The anthers and other characters of the two species are, however, very different, and the differences in other respects are very marked.

3. With E. hemiphloia, F.v.M., var. albens (E. albens).

“Evidently allied” (Benth.). The affinity is not close, and will be referred to when E. hemiphloia is dealt with.

4 and 5. With E. crebra, F.v.M., and E. paniculata, Sm.

“Evidently allied to E. crebra and the other Ironbarks” (Benth.).

It is most readily distinguished from the other Ironbarks (E. paniculata and E. crebra, being the species with which it is most likely to be confused), by its coarseness of foliage and the flattish, broad ridges of the bark. In E. crebra the inflorescence and fruits are much smaller. In E. paniculata the anthers are very different and the fruits have not the valves exsert, but the latter is a character which must be used with caution. See p. 328.
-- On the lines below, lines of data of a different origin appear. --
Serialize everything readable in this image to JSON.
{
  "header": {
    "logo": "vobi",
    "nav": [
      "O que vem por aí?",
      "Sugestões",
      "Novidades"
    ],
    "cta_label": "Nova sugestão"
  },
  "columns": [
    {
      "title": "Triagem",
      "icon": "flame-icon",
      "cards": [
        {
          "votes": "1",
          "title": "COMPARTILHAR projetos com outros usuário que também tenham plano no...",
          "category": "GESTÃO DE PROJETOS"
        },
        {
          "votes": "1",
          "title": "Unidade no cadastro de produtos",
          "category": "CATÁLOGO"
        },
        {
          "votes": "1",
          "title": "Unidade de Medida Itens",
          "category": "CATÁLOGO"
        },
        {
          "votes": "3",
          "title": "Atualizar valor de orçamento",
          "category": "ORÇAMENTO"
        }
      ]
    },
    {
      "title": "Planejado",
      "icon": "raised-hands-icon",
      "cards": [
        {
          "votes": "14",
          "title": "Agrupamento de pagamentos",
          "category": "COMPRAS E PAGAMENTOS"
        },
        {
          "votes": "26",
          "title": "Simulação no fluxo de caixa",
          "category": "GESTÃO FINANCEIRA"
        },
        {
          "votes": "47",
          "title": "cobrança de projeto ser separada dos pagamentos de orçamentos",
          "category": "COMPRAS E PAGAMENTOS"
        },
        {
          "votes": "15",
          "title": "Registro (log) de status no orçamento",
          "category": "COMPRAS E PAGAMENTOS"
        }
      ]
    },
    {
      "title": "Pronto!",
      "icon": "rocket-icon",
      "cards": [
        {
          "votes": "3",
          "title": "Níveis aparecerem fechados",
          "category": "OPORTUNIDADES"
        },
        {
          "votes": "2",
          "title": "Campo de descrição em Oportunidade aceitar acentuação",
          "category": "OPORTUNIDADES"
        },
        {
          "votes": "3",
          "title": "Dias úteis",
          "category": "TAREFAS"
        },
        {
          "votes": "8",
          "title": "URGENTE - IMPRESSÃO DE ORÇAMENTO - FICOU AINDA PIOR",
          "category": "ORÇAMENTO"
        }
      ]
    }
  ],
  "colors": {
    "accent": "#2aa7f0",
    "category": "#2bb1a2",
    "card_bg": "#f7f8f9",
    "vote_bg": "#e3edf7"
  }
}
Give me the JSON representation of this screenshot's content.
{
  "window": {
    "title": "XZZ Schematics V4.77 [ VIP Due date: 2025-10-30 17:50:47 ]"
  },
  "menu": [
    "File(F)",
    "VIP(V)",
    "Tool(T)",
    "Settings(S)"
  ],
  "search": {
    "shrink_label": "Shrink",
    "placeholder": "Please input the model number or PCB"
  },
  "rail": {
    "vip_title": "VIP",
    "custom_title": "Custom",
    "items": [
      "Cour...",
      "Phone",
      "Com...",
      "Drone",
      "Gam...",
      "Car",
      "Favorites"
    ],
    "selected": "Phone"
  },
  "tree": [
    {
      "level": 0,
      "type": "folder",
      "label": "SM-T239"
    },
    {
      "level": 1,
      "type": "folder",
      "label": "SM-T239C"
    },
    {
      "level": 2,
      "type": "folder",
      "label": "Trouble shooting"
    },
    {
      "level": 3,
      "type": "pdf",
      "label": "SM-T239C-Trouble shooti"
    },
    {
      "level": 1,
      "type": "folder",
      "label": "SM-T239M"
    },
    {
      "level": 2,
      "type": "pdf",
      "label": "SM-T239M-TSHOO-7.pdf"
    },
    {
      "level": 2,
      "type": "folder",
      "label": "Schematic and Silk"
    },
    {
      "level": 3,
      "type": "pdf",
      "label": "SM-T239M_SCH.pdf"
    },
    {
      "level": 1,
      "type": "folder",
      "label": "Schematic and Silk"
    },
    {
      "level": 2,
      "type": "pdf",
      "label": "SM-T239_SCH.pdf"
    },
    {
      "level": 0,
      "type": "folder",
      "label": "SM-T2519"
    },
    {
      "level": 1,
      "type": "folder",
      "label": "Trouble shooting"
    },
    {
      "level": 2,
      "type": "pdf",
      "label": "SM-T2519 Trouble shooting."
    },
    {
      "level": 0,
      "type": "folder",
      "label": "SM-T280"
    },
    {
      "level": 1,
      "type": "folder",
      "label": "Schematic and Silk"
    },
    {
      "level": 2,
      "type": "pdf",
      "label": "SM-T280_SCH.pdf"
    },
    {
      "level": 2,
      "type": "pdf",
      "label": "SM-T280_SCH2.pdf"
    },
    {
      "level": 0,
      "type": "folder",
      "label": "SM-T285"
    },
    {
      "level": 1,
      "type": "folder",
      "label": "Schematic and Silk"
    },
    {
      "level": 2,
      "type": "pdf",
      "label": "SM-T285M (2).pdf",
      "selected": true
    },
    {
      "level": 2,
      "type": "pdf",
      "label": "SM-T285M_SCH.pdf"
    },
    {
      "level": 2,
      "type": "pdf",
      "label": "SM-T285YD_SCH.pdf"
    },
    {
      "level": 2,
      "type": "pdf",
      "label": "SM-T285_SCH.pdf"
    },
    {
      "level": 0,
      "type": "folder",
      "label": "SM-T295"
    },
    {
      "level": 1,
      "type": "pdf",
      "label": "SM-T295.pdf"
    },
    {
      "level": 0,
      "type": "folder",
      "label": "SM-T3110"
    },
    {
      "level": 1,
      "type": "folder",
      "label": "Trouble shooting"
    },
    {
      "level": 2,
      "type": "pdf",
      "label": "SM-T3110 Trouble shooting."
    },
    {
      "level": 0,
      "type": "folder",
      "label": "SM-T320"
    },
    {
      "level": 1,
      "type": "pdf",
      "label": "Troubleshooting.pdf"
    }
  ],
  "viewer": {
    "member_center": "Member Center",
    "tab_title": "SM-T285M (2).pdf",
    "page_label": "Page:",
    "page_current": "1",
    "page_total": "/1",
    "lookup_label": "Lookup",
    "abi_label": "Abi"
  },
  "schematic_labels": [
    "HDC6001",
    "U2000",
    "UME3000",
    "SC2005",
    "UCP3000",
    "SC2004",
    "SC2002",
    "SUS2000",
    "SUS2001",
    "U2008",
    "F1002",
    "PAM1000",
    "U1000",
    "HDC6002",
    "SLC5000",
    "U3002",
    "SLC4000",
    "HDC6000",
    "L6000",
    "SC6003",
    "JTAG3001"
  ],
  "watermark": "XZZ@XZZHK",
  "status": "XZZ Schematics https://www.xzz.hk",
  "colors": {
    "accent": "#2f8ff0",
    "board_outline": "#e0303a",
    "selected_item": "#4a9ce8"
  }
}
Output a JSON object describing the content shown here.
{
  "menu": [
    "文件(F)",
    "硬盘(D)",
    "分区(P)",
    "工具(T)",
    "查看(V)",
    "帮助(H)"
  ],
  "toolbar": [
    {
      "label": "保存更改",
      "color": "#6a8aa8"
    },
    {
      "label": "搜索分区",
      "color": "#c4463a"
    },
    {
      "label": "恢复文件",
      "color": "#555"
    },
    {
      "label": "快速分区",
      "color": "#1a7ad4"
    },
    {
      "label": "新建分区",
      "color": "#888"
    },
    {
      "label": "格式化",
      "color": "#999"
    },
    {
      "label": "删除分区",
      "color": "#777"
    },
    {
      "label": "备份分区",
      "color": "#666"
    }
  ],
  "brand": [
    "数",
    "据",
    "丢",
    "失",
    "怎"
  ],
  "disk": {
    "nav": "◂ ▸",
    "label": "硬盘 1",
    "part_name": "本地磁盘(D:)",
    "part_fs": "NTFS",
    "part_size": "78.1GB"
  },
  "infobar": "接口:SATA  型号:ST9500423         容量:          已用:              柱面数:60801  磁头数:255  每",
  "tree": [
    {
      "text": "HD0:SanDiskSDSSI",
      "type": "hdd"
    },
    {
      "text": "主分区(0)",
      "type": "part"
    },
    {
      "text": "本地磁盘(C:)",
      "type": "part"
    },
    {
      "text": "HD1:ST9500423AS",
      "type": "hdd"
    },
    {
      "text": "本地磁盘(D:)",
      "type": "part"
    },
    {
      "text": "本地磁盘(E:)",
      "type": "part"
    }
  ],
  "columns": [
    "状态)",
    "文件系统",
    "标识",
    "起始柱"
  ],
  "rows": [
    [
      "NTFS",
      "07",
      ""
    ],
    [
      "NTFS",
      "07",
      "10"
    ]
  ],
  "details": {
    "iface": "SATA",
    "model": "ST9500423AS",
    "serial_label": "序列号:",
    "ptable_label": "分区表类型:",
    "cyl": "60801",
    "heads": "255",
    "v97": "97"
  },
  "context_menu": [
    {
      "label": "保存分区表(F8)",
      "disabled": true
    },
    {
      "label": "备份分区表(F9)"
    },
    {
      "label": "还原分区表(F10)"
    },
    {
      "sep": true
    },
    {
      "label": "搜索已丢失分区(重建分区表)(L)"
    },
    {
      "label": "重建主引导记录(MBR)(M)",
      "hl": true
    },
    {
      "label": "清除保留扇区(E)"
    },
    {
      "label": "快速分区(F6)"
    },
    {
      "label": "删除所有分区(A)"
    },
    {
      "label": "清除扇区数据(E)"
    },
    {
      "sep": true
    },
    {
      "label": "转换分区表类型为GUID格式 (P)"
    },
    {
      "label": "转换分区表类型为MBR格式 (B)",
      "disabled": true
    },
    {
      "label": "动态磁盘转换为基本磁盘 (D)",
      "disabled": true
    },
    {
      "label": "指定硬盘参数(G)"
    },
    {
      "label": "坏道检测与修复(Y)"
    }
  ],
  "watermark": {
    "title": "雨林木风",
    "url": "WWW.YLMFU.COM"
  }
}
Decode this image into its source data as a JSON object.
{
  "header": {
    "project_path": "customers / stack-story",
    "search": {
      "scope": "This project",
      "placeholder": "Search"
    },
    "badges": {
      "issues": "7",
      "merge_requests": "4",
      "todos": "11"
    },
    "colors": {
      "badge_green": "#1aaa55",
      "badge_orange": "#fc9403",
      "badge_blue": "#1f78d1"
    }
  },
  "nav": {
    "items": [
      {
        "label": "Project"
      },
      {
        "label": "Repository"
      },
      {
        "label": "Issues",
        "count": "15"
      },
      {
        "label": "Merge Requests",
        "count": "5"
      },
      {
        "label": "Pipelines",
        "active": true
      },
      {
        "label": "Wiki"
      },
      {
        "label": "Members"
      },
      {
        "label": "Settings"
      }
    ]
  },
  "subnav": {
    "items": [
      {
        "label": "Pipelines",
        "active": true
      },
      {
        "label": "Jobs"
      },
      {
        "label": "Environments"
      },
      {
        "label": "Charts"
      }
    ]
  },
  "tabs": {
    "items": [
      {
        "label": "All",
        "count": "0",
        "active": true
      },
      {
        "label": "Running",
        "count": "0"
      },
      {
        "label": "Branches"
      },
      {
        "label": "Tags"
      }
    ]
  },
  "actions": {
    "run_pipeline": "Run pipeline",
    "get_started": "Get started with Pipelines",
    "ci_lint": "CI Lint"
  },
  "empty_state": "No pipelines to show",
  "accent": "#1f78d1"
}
5. With E. resinifera, Sm.

“The rostrate variety, when in young bud, resembles E. resinifera, and even E. tereticornis, but the venation, and still more the anthers, distinguish it.” (B.Fl. iii, 220).

The species most likely to be confused with E. siderophloia in herbarium specimens is E. resinifera, Sm., the proof being that such confusion actually does take place, the two species being often mixed by botanists, particularly when leaves and buds are alone available. See fig. 27, Plate 47. The two trees cannot be confused in the field, the bark of E. resinifera being fibrous and the timber very different.